Steady Adjusted EBITDA: The company recorded a 9% increase in Adjusted EBITDA for the same period, amounting to MYR1.79 billion (US$382 million). RWG played a crucial role in this, with a 31% increase in Adjusted EBITDA, reaching MYR1.53 billion (US$327 million).
Strategic Outlook:
Genting Malaysia remains committed to enhancing productivity and fortifying the resilience of its business in an evolving and challenging operating environment. The emphasis is on operational excellence and effective cost management to position the company to capitalize on the long-term growth trajectory in regional travel.
Operational Strategies:
Cost Management and Productivity: The company will continue to drive productivity improvements, ensuring operational efficiency and cost-effectiveness to navigate challenges effectively.
Long-Term Growth Focus: Genting Malaysia is strategically positioning itself to benefit from the anticipated long-term growth in travel within the wider region.
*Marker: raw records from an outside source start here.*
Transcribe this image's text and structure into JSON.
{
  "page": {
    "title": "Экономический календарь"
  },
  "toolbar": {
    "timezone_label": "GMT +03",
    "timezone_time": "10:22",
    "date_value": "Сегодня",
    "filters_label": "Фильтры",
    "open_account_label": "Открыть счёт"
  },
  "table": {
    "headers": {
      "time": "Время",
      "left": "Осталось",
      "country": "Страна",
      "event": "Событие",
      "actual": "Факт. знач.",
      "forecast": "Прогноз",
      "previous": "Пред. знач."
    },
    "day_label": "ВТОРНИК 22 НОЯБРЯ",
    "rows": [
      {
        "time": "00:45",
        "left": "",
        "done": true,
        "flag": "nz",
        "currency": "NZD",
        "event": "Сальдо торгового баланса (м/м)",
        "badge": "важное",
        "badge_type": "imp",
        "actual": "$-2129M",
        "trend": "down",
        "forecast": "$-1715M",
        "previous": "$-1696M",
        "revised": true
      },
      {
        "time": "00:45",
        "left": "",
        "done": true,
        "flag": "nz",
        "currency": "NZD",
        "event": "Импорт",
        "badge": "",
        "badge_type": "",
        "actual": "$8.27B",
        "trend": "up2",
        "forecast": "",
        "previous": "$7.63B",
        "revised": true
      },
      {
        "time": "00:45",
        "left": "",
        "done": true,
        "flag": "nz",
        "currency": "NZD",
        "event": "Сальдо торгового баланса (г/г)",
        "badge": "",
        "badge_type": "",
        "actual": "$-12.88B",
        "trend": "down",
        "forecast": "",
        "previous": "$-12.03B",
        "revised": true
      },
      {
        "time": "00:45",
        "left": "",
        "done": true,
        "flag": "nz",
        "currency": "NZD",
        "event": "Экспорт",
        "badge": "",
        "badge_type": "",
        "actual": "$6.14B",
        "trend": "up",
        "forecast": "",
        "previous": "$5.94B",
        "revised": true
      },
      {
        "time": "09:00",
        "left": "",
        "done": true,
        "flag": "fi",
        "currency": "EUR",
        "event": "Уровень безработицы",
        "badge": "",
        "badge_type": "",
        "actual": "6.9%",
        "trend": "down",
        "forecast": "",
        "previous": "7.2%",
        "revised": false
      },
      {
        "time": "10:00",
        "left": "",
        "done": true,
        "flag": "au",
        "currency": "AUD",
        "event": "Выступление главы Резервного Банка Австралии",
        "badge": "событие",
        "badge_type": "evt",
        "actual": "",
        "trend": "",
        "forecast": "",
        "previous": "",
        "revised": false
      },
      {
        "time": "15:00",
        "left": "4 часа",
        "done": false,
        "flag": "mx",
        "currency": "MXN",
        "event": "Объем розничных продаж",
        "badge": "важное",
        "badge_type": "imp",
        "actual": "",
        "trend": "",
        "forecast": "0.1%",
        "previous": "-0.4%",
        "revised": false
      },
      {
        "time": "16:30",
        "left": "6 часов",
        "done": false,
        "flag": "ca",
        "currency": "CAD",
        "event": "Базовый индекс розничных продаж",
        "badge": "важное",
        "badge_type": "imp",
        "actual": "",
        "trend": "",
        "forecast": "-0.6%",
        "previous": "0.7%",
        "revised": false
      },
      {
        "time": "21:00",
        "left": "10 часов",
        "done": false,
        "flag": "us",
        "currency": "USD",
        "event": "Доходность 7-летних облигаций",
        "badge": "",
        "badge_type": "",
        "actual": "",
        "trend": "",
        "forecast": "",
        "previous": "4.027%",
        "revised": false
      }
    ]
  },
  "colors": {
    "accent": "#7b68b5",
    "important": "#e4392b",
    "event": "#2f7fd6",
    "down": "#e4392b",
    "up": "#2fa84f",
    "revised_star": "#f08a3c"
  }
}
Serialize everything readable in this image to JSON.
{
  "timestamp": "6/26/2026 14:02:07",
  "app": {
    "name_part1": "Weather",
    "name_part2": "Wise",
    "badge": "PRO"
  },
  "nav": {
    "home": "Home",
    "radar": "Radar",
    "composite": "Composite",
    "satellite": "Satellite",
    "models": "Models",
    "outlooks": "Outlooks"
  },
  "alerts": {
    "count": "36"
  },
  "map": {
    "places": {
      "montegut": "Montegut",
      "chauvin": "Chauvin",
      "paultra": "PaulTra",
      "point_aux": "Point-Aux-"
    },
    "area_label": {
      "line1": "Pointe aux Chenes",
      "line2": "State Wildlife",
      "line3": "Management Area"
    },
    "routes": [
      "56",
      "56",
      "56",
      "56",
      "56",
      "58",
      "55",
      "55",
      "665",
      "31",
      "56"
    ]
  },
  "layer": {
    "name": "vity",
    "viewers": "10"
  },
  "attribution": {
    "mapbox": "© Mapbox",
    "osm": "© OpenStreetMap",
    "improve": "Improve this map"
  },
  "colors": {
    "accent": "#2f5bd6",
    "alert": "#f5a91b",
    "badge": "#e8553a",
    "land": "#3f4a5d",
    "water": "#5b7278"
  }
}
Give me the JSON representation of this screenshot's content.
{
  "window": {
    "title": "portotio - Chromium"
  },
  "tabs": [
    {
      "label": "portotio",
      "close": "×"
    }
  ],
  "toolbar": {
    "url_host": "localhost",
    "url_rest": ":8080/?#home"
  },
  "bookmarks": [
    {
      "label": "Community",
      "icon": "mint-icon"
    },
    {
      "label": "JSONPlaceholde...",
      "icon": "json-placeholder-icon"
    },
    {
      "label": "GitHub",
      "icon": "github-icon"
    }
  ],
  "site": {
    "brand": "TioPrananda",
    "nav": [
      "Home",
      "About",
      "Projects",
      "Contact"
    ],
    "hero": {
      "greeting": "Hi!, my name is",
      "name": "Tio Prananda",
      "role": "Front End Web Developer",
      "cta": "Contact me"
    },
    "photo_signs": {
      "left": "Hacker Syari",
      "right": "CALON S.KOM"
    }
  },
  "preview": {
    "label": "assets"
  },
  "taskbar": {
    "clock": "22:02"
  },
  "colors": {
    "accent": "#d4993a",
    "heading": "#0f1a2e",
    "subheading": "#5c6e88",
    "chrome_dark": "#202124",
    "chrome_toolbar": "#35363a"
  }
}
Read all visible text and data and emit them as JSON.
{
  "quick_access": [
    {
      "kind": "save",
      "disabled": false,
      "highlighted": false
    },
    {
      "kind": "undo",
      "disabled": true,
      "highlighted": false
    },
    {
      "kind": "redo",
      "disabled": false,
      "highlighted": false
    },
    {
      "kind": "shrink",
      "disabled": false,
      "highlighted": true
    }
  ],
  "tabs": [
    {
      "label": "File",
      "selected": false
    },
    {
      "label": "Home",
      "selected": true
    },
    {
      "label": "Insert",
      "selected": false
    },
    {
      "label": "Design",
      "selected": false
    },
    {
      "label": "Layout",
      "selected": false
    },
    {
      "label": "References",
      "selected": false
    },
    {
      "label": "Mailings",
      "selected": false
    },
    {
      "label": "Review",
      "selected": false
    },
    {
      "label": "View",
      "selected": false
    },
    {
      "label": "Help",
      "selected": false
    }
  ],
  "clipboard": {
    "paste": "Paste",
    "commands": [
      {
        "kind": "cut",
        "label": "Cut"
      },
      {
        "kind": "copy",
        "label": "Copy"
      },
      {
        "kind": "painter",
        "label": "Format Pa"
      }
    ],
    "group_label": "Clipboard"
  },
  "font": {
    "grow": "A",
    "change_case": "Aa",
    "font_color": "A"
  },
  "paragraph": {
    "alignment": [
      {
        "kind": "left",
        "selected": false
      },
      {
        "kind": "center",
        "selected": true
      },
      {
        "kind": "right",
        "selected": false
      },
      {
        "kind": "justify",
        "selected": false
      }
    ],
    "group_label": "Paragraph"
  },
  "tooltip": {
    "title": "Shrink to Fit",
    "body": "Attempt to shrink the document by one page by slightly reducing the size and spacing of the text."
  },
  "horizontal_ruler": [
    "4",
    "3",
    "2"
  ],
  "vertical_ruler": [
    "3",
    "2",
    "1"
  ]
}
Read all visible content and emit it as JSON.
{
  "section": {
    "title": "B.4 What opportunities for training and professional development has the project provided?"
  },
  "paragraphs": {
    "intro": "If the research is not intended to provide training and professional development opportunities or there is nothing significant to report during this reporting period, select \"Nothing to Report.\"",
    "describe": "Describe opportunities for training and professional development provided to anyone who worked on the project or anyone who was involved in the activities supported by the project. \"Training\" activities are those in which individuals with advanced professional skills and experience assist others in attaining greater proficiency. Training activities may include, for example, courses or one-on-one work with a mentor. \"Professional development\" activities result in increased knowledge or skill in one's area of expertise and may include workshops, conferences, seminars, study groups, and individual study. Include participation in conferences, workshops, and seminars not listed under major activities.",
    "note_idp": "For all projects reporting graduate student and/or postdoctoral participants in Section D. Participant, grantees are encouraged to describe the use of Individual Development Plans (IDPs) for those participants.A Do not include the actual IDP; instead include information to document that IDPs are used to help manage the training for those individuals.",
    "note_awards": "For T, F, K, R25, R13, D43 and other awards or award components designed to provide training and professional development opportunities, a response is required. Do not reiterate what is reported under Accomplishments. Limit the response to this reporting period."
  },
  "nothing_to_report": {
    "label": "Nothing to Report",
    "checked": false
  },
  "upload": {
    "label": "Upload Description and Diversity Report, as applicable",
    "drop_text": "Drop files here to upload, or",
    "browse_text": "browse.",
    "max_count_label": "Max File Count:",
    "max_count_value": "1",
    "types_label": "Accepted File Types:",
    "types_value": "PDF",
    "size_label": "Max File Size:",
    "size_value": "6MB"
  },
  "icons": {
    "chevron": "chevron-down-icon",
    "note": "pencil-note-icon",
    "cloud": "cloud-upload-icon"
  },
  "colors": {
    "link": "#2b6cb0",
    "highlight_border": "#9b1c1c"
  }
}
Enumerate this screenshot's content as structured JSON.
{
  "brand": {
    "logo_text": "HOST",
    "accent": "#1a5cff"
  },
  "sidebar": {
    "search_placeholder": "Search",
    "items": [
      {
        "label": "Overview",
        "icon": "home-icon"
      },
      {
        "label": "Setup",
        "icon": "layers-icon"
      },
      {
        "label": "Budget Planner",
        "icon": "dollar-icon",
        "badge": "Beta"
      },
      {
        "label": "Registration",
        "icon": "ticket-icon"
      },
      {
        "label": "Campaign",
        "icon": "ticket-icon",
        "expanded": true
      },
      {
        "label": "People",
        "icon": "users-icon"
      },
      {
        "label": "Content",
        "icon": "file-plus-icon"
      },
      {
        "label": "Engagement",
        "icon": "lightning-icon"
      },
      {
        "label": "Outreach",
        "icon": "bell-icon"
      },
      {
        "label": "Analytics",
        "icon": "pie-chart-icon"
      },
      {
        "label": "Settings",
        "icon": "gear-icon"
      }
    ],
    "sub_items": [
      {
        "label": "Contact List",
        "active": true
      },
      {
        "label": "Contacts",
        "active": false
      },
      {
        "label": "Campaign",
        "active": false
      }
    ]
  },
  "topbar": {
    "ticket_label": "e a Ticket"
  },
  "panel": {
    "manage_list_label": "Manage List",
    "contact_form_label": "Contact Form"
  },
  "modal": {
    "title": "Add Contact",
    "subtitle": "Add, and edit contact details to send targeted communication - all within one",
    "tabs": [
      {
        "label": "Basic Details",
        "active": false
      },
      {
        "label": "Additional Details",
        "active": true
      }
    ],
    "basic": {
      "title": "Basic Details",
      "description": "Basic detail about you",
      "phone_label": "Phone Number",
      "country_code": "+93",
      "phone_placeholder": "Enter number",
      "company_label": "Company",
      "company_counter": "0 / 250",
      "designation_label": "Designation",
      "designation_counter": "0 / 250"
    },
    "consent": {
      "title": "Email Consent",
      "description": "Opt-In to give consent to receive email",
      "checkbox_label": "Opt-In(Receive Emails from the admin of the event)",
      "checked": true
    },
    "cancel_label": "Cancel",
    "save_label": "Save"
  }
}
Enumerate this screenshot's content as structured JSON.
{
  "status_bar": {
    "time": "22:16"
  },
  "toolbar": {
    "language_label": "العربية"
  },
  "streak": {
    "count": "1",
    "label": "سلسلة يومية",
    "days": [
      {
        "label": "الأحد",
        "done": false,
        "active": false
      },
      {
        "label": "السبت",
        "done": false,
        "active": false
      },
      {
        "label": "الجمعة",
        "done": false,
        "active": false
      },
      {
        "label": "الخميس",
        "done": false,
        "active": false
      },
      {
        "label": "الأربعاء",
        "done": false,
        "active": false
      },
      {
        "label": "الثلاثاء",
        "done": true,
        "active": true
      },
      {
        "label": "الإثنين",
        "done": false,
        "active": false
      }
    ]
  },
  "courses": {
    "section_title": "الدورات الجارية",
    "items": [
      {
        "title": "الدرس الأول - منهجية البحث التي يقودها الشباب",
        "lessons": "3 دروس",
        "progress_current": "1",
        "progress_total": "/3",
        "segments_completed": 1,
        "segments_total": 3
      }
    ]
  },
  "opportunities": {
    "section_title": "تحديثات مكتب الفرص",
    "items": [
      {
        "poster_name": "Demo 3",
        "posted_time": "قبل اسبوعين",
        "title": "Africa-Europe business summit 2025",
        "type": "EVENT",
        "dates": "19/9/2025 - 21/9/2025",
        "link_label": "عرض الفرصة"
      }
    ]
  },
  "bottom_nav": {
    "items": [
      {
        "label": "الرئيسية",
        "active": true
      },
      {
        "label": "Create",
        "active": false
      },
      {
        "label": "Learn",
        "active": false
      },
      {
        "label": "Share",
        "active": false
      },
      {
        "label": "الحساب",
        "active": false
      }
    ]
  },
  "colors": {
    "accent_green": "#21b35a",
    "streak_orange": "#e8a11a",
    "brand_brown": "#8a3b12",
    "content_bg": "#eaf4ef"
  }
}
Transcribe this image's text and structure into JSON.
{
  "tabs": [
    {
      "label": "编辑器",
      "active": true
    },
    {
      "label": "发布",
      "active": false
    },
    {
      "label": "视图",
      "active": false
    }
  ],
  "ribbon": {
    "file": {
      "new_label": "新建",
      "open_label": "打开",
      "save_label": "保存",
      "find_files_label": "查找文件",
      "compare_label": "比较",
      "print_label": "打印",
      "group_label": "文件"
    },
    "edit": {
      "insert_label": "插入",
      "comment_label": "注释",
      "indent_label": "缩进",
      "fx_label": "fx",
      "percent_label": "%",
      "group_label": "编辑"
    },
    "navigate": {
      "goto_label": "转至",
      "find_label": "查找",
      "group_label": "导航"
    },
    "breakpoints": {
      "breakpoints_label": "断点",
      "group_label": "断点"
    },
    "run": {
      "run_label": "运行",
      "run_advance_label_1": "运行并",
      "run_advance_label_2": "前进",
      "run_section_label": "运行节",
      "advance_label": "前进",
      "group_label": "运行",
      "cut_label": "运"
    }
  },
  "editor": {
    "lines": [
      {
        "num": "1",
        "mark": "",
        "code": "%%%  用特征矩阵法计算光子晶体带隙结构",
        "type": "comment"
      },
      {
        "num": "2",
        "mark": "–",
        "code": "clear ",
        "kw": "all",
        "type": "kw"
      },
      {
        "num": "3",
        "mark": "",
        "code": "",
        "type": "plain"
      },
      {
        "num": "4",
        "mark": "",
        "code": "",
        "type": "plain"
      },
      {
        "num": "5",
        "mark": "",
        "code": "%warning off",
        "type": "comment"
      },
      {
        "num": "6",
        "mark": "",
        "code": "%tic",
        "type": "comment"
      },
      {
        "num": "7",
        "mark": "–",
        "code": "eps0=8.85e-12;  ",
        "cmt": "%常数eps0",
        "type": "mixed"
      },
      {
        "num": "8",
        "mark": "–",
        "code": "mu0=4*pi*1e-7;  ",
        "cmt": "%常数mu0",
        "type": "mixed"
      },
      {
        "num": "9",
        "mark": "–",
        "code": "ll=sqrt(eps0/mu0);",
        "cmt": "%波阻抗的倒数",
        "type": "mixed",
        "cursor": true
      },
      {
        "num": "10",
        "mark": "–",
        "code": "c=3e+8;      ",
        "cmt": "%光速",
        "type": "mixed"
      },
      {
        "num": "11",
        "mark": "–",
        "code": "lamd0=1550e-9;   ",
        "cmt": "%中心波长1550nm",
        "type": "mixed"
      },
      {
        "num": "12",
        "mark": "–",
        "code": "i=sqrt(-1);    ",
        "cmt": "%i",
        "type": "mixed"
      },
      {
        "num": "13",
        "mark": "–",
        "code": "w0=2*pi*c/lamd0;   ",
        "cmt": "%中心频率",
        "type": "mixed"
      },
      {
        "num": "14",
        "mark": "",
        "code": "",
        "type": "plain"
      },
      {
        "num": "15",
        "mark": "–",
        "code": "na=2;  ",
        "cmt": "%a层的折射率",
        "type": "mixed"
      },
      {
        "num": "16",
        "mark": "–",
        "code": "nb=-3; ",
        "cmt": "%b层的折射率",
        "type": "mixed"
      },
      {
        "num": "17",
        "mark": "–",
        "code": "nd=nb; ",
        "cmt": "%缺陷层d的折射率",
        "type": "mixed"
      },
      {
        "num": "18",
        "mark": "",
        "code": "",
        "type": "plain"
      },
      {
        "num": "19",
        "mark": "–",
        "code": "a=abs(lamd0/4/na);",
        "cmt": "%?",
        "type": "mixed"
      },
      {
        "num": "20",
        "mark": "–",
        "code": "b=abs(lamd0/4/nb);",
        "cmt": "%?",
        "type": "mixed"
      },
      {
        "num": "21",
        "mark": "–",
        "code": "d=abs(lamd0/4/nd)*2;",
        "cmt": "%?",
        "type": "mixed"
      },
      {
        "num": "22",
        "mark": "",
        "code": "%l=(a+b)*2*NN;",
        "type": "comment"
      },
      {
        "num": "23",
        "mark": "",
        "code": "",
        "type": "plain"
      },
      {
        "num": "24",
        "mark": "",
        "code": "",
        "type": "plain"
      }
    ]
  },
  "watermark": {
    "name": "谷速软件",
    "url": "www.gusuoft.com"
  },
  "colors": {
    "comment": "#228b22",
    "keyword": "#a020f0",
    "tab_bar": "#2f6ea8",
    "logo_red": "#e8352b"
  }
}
This involves a proactive approach to optimizing yield management and database marketing efforts.
Genting Malaysia Berhad’s impressive Q3 2023 results underscore its resilience and strategic adaptability in a dynamic business landscape. The robust financial performance, particularly driven by Resorts World Genting, positions the company for sustained growth. As it continues to navigate challenges, the commitment to operational excellence and strategic optimization will likely play a pivotal role in securing its long-term success in the global gaming industry.